Launchd notification on abnormal exit

launchdnotificationsschedule

I have a launchd job plist that runs a simple shell script that invokes rdiff-backup to backup a remote directory over SSH to my computer. The job runs every hour and it works well.

Except the other day there was a power failure* and the rdiff-backup job was interrupted. The next time launchd ran the script, rdiff-backup failed and logged it's failure to the path specified in the plist. launchd, noticing the abnormal exit code, stopped trying to run the script.

And I had no idea for six days.

Obviously I don't want a notification of the exit code every time the script finishes.
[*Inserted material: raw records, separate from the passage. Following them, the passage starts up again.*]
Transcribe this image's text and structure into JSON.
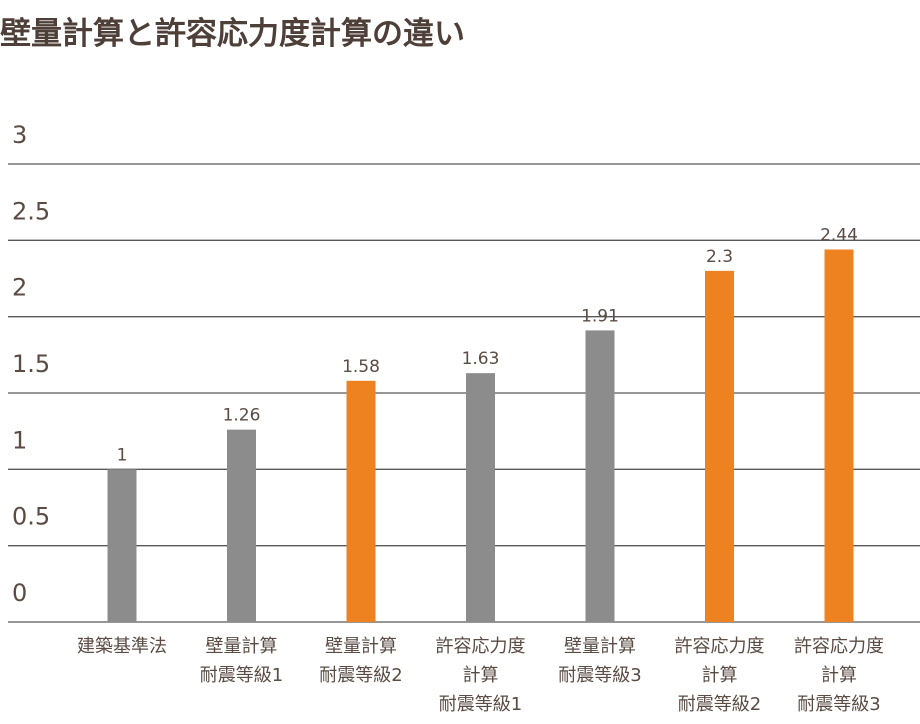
{
  "chart_data": {
    "type": "bar",
    "title": "壁量計算と許容応力度計算の違い",
    "xlabel": "",
    "ylabel": "",
    "ylim": [
      0,
      3
    ],
    "yticks": [
      "0",
      "0.5",
      "1",
      "1.5",
      "2",
      "2.5",
      "3"
    ],
    "grid": true,
    "legend": "none",
    "categories": [
      [
        "建築基準法"
      ],
      [
        "壁量計算",
        "耐震等級1"
      ],
      [
        "壁量計算",
        "耐震等級2"
      ],
      [
        "許容応力度",
        "計算",
        "耐震等級1"
      ],
      [
        "壁量計算",
        "耐震等級3"
      ],
      [
        "許容応力度",
        "計算",
        "耐震等級2"
      ],
      [
        "許容応力度",
        "計算",
        "耐震等級3"
      ]
    ],
    "values": [
      1,
      1.26,
      1.58,
      1.63,
      1.91,
      2.3,
      2.44
    ],
    "value_labels": [
      "1",
      "1.26",
      "1.58",
      "1.63",
      "1.91",
      "2.3",
      "2.44"
    ],
    "bar_colors": [
      "#8c8c8c",
      "#8c8c8c",
      "#ef8220",
      "#8c8c8c",
      "#8c8c8c",
      "#ef8220",
      "#ef8220"
    ],
    "gridline_color": "#595959"
  }
}
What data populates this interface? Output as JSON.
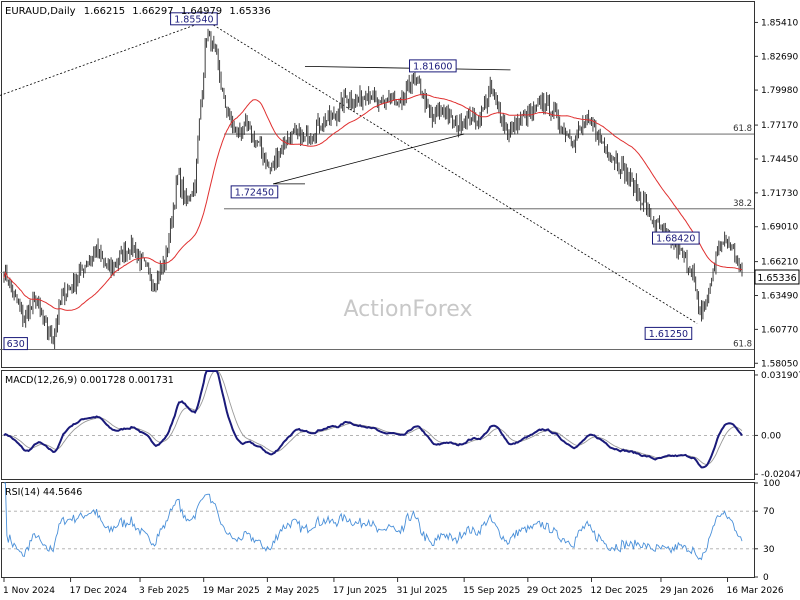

What can I do to be notified only of abnormal exits?

(*) turns out my UPS battery was passing the self-test when invoked, but didn't actually have the ability to power even a minimal load for more than 3 seconds.

Best Answer

The traditional approach, e.g. with cron jobs, is to pipe standard error to a program like mail that's smart enough not to send you empty mail. The difference with launchd, as you've discovered, is that the mechanism for redirecting standard error is giving a StandardErrorPath for it to be written to, which isn't as convenient for this purpose as ending your crontab entry with | mail ….

My usual solution is to have a wrapper script check the StandardErrorPath and notify me if there's a problem. This can either be part of the same launchd job, so the checking happens before the next scheduled run, or you can have a separate job that just manages the error logs (maybe using a QueueDirectories key).

I think you could also, for example, use a named pipe as your job's StandardErrorPath, but I've never actually tried that.